Reputation: 37
We are trying to program a bot which claim to crawl articles from a newspaper thanks it's rss feeds. So we want that our script could repeat this steps several times per day:
1) look at the rss feeds we have listed
2) identify articles we haven't crawled yet
3) add the links to a list of urls to crawl
4) crawl the urls listed
We achieve to execute these steps one time with this code:
rss_feeds_lemonde = [
'http://www.lemonde.fr/rss/une.xml',
'http://www.lemonde.fr/international/rss_full.xml',
'http://www.lemonde.fr/politique/rss_full.xml',
]
db = sqlite3.connect('newspaper_db')
cursor = db.cursor()
urls = []
already_met = False
site = 'lemonde'
for rss_feed in rss_feeds_lemonde:
parsed_rss_feed = feedparser.parse(rss_feed)
for post in parsed_rss_feed.entries:
url = post.link
if url.split('.')[1] == site:
cursor.execute('''SELECT url FROM articles WHERE newspaper = site''')
rows = cursor.fetchall()
for row in rows:
if row[0] == url:
already_met = True
if already_met == False:
cursor.execute('''INSERT INTO articles(url, newspaper) VALUES(?,?)''', (url, site))
urls.append(url)
else:
already_met = False
cursor.close()
db.commit()
db.close()
if urls != []:
process = CrawlerProcess()
process.crawl(LeMondeSpider, start_urls = urls)
process.start()
The problem is that the twisted reactor is not restartable so it allows us to execute our steps once. Is it possible to pause the reactor and unpause it after we provide a new list of urls to crawl? Have we other solutions?

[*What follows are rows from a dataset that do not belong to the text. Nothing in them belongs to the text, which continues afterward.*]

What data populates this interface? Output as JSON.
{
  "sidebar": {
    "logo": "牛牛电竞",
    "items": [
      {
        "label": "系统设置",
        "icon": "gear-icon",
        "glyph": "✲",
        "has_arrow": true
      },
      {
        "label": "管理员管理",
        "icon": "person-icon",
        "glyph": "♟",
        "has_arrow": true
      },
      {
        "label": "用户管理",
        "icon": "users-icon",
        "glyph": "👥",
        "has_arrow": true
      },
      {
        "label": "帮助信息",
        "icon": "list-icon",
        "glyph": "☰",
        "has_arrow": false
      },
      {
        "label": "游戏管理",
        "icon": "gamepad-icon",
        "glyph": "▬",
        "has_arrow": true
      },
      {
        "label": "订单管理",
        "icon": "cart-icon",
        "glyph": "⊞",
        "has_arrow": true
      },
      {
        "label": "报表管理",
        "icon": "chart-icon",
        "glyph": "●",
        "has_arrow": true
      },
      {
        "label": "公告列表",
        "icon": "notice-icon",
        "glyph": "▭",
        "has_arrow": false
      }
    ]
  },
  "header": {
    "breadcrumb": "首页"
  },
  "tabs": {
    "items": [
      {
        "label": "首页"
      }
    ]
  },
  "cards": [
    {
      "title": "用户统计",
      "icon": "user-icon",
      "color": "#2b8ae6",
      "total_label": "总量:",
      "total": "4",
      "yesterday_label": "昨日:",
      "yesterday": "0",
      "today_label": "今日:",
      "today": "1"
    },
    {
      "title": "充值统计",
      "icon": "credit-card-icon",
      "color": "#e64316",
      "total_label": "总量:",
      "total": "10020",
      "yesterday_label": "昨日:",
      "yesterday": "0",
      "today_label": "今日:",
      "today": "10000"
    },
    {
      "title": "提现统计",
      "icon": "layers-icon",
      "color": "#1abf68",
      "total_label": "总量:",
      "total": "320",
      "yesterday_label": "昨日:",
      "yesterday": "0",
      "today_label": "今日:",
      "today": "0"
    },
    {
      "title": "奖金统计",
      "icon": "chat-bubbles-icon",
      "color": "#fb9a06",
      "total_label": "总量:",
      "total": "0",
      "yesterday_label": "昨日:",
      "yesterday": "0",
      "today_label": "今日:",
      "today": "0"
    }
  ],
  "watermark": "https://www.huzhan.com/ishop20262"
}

[edit] for notorious.no, this example works fine now thanks to you !
def run_when_crawl_done(null):
time.sleep(10)
urls = [
'http://www.lefigaro.fr/elections/presidentielles/2017/05/05/35003-20170505ARTFIG00129-comment-ils-veulent-bloquer-le-pen-sans-soutenir-macron-ce-dimanche.php',
'http://www.lefigaro.fr/elections/presidentielles/2017/05/04/35003-20170504ARTFIG00259-si-marine-le-pen-atteint-40-ca-serait-deja-une-enorme-victoire-dit-sa-niece.php',
'http://www.lefigaro.fr/elections/presidentielles/2017/05/04/35003-20170504ARTFIG00126-emmanuel-macron-non-je-n-ai-pas-de-compte-aux-bahamas.php',
]
deffered = runner.crawl(LeFigaroSpider, start_urls = urls)
deffered.addCallback(lambda _: reactor.stop())
urls = [
'http://www.lemonde.fr/les-decodeurs/article/2017/04/26/europe-macron-emploi-la-trumpisation-de-marine-le-pen-sur-tf1_5117479_4355770.html',
'http://www.lemonde.fr/syrie/article/2017/04/26/attaque-chimique-la-france-avance-ses-preuves-contre-damas_5117652_1618247.html',
]
if urls != []:
configure_logging()
runner = CrawlerRunner()
deferred = runner.crawl(LeMondeSpider, start_urls = urls)
deferred.addCallback(run_when_crawl_done)
reactor.run()
Upvotes: 2
Views: 1722
Reputation: 21436
If you really want to have a python loop running and acting as a crawling scheduler (which is not a very good idea generally) you should use subprocess
module to spawn some crawling process:
import subprocess
import time
while True:
subprocess.open('cd project && scrapy crawl spider')
time.sleep(60 * 30)
All of you sql logic should go in spider itself rather than execution script.
Upvotes: 1
Reputation: 5107
Twisted's reactor is indeed unable to restart. If you think about it for a minute, you will realize that stopping an event loop, only to have another event start it back up, is counter intuitive. Most event driven apps are "long running" and should not stop unless something is severely wrong.
Do not start-stop-restart event loops. Start the app and then never restart it (you're making a bot so I assume that the bot never sleeps). Use CrawlerRunner
instead of CrawlerProcess
then execute reactor.run()
. This allows a bit more flexibility and allows you to run more tasks concurrently.
def run_when_crawl_done(null):
"""
logic that will be executed after the crawl is done
"""
if urls:
runner = CrawlerRunner()
deferred = runner.crawl(LeMondeSpider, start_urls=urls)
deferred.addCallback(run_when_crawl_done)
reactor.run()
Upvotes: 2